Let f(x)=x^2+x-2
Calculate R3 and L3 over [2,5].

What is R3 and L3?

Reading in context from your other post in the homework help forum, I think this means you're supposed to estimate the area under the curve by dividing it into three rectangles (essentially approximating the curve piecewise). The height of the rectangles is determined by the value of the function immediately to the left of the function for the "L" case, or the right of the function for the "R" case.

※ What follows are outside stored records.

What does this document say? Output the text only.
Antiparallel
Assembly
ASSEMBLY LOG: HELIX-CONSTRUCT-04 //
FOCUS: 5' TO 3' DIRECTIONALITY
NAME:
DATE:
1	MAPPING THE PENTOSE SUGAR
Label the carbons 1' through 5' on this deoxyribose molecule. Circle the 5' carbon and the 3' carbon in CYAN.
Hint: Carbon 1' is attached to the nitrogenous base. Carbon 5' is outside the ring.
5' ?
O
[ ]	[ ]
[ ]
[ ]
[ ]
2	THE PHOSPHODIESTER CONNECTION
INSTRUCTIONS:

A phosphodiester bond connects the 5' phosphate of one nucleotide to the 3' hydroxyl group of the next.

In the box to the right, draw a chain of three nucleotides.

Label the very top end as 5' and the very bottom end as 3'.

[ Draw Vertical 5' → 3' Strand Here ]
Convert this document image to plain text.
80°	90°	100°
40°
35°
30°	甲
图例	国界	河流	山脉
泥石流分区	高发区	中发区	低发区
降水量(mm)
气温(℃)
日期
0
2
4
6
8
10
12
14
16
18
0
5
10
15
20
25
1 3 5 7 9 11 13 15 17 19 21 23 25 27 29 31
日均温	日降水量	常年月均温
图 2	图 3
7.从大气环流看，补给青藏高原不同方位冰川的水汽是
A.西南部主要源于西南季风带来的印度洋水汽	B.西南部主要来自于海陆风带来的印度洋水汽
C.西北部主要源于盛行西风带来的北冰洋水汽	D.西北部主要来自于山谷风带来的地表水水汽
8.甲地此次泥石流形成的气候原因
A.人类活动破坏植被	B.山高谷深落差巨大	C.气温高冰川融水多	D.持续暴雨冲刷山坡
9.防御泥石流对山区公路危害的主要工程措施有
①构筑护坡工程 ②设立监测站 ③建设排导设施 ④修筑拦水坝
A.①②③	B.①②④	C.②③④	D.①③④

Since the interval is [2,5], you'd divide it into three even chunks: [2,3], [3,4], and [4,5]. The first thing to do is evaluate the function at each of the various x values:

f(2) = 4
f(3) = 10
f(4) = ?
f(5) = ?

For the "L" case, the first rectangle would have a height determined by the function value at its left edge (i.e. when x=2). So it would have a height of 4, the second rectangle would have a height of 10, etc. To find the area of each rectangle, you multiply its height by its width. The first rectangle, for example, has a height of 4 and a width of 1, so its area is 4. The second has an area of 10. Etc. If you add up the areas of all three rectangles, you'll have your "L3" approximation for the area under the curve.

For the "R3" case, you do the same thing, only the height of the rectangles is determined by the function value at the right side of the interval. So the first rectangle would have a height of 10 in this case.

The average of L3 and R3 will be a much better approximation of the area under the curve than either one by itself.